Review of Dolgopolski, The Open Past

MARGINALIA REVIEW OF BOOKS: Out of This World: Virtual Reality and Philosophical Talmud – By Zachary Braiterman. Zachary Braiterman on Sergey Dolgopolski’s The Open Past
The argument is, in fact, simpler than the technical jargon that will surely discomfit many of Dolgopolski’s readers. To conceive Talmud as virtual, the first step would be to note that there is no subject ready at hand to identify. What justifies calling Talmud virtual has largely to do with the significant inconvenience that, despite the best scholarly efforts, there is practically no firm purview onto the historical Sassanian contexts in the third through seventh centuries with which to make sense of the Talmud as a discrete textual production or its “authorship.” Even those scholars most invested in the study of the Bavli in its Iranian contexts can only work by of inference from Zoroastrian texts condensed some four to five hundred years after the redaction of the Talmud. Can Talmud then serve as a source of historical information about Sasanian Persia? Is there even enough information about Sasanian Persia to shed light on the Talmud? In both cases, not really. In part, to call Talmud “virtual” is only to indicate that we can only imagine the historical reality of the Babylonian rabbis based on fragments that do not piece together.

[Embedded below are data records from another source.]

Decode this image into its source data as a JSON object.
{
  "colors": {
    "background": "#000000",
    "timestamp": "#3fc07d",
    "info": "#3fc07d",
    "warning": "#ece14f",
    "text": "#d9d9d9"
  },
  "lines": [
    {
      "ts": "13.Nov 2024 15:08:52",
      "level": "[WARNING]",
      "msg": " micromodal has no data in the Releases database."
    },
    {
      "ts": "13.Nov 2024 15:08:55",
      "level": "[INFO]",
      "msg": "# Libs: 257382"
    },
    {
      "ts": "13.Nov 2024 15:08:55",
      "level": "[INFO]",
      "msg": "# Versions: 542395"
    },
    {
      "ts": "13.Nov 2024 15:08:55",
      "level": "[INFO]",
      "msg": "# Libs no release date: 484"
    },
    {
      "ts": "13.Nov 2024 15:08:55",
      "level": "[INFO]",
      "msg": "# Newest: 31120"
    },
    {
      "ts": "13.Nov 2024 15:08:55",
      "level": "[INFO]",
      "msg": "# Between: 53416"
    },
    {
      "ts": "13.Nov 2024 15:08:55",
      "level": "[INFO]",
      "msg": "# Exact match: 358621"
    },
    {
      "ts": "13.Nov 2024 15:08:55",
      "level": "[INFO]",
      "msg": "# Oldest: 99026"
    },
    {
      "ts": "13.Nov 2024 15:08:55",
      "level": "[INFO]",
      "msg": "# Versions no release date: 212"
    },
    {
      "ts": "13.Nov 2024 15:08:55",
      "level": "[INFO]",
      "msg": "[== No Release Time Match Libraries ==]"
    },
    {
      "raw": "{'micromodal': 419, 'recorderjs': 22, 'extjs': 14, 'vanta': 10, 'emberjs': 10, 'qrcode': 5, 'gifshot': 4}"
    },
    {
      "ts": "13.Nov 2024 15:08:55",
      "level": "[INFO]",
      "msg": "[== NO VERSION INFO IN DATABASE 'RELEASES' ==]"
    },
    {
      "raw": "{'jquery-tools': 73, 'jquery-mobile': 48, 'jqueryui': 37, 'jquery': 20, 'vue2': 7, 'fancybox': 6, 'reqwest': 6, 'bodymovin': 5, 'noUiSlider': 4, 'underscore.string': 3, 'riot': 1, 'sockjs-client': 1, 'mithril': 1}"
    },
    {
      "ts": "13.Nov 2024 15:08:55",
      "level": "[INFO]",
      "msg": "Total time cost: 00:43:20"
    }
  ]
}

As given or available to us, the actuality of the Talmud is largely imaginary. The rabbis appear more like ciphers, while their nameless editors stand out as disembodied and invisible actors external to the main action they create inside the text. A spectral form of presence, there is no firm reality available beyond the virtual layers of the text, and the opportunity to participate in a form of thinking peculiar to them. No one actually owns Talmud in the absence of a historical subject conceived along the lines of a romantic or modern author who could be said to control the meaning of its literary production (58).

What happens when we bracket out the subject modelled on a modern or single controlling Cartesian subject in full control of his rational faculties, the subject who, after a rigorous performance of methodological doubting, can at least be confident that “I think, therefore I am”? What remains after the Cartesian subject is the pure act of thinking itself, as disconnected and distinct from real subjects as from real objects given to hand. The virtual author of Talmud claims no thought as his own. He can barely be said even to exist.
To be honest, the reviewer lost me when he brought in "being" and Heidegger, but maybe that's just me.